Monthly Archives: July 2017

Could not register the Service Principal Name (SPN)

Recently I checked my SQL Server Error Logs. Quite some interesting information in my opinion, however I also found this message:

Date  25-7-2017 18:26:41
Log  SQL Server (Archive #3 – 25-7-2017 18:34:00)
Source  Server

Message
The SQL Server Network Interface library could not register the Service Principal Name (SPN) [ MSSQLSvc/SQL01.contoso.lan:NAV ] for the SQL Server service. Windows return code: 0x200b, state: 15. Failure to register a SPN might cause integrated authentication to use NTLM instead of Kerberos. This is an informational message. Further action is only required if Kerberos authentication is required by authentication policies and if the SPN has not been manually registered.

What’s this message about?
It cleary indicates thats SQL Server couldn’t register SPN’s. I’m running SQL Server under a ‘Virtual’ account so that should be the cause of the ‘error’.

From security perspective it is recommend to run SQL Server under the least privileged account: a virtual of MSA. For more information please go to Microsoft Docs.

In order to use Kerberos authentication with SQL Server there are some conditions to be met:

– The client and server computers should be in the same domain or trusted (2 way)  domains.
– SPN’s must be registered for SQL Server

In theory I can’t connect to my SQL Server using Kerberos authentication so why I’m still able to connect to my SQL Server? What kind of authentication is being used? Even other services from other machines are still able to connect (like Microsoft Dynamics NAV). In order to get an answer you could query SQL Server. With this query you’re able to view what kind of authentication scheme is being used:

select session_id,net_transport,client_net_address,auth_scheme from sys.dm_exec_connections

It turns out that Microsoft Dynamics NAV for example is falling back to Ntlm, intereseting… So let’s fix the SPN, restart SQL Server and look what’s happening? Now Microsoft Dynamics NAV 2017 is also connected to SQL Server but instead of Ntlm it is using Kerberos now.
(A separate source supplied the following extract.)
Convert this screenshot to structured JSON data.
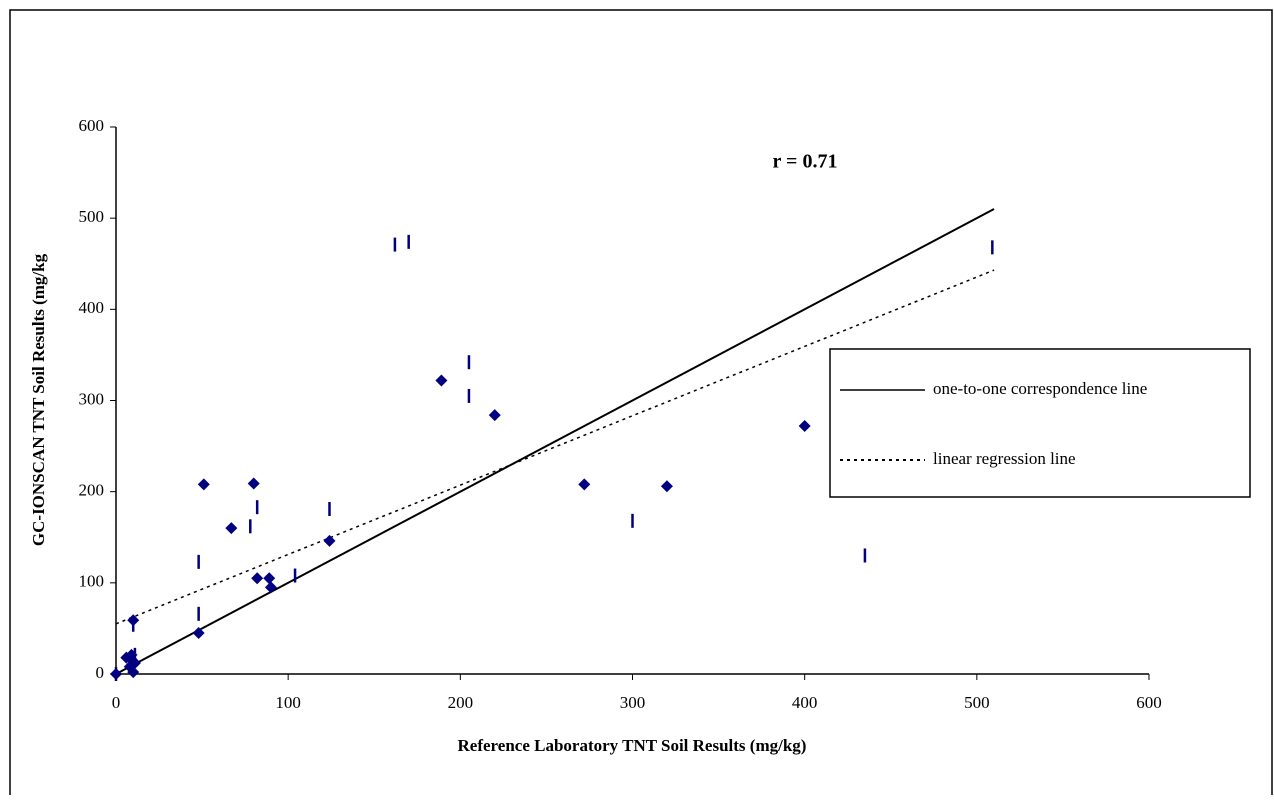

In order to fix the SPN problem I manually registered the SPN in Active Directory (on the SQL Computeraccount). The errorlog states two SPN’s couldn’t be registered:

MSSQLSvc/SQL01.contoso.lan:NAV
MSSQLSvc/SQL01.contoso.lan:49753

For your information: I’m running SQL Server in a named instance called ‘NAV’ using Dynamic Ports. If you’re running SQL Server in the default instance on TCP Port 1433 the SPN’s are a little bit different. Please keep this in mind!